Mediating Islamic State| The Geopolitics of Television Drama and the “Global War on Terror”: Gharabeeb Soud Against Islamic State
Abstract
This article examines the television program Gharabeeb Soud (GS), which aired on the Saudi-owned media channel MBC in May and June 2017. Described by MBC as part of a global campaign to counter the group that calls itself Islamic State (IS), GS focuses on the lives of women IS recruits. Analyzing GS’s funding, production, intertextuality, genre, and reception, this article articulates the show as a form of entertainment-education at the intersection of Saudi domestic policy, U.S. foreign policy, and MBC’s transnational market considerations. We find that GS is a new type of “edutainment” that exploits the affordances of television drama to make a geopolitical and multifaceted intervention: The intervention is geopolitical because it targets a transnational nonstate actor like IS. It is multifaceted because it operates strategically to counter the IS narrative, rhetorically to suture Saudi and U.S. agendas, and discursively and affectively in its focus on women.
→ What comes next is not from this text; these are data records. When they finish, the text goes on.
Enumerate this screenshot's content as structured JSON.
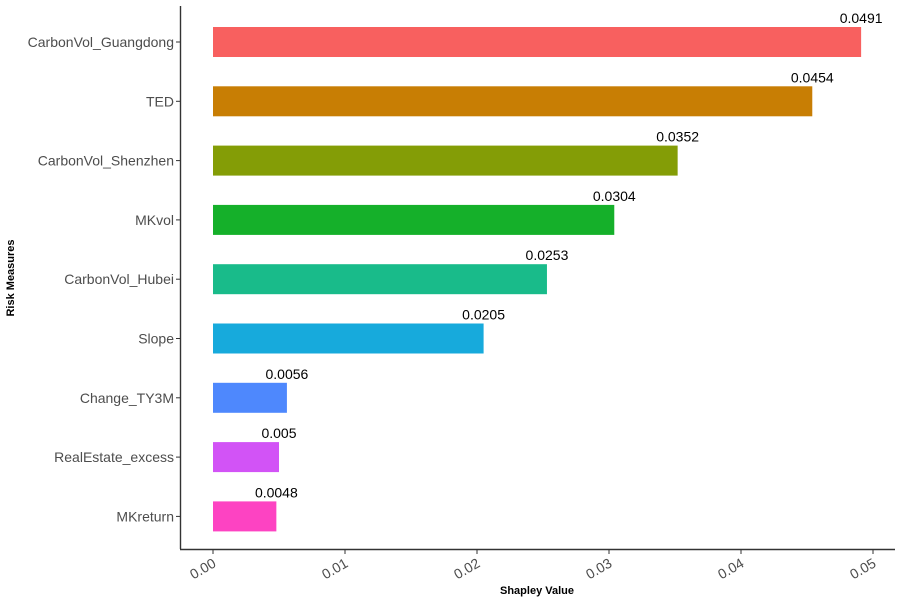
{
  "chart_data": {
    "type": "bar",
    "orientation": "horizontal",
    "categories": [
      "CarbonVol_Guangdong",
      "TED",
      "CarbonVol_Shenzhen",
      "MKvol",
      "CarbonVol_Hubei",
      "Slope",
      "Change_TY3M",
      "RealEstate_excess",
      "MKreturn"
    ],
    "values": [
      0.0491,
      0.0454,
      0.0352,
      0.0304,
      0.0253,
      0.0205,
      0.0056,
      0.005,
      0.0048
    ],
    "data_labels": [
      "0.0491",
      "0.0454",
      "0.0352",
      "0.0304",
      "0.0253",
      "0.0205",
      "0.0056",
      "0.005",
      "0.0048"
    ],
    "colors": [
      "#F8605F",
      "#C87E04",
      "#849D06",
      "#15B02A",
      "#19BB8A",
      "#17AADC",
      "#4E88FD",
      "#D253F6",
      "#FD43C2"
    ],
    "xlabel": "Shapley Value",
    "ylabel": "Risk Measures",
    "xlim": [
      -0.0025,
      0.0515
    ],
    "x_ticks": [
      0,
      0.01,
      0.02,
      0.03,
      0.04,
      0.05
    ],
    "x_tick_labels": [
      "0.00",
      "0.01",
      "0.02",
      "0.03",
      "0.04",
      "0.05"
    ],
    "grid": false,
    "legend": "none"
  }
}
Further, GS highlights the limitation of intentionality in constructing strategic popular communication as the program crosses a red line through its melodramatic portrayal of traumatic, real-world events. The series contributes to communication theory by emphasizing (1) the shifting nature of entertainment-education in the transnational media landscape and (2) the analytical significance of affect in the analysis of popular culture and strategic communication.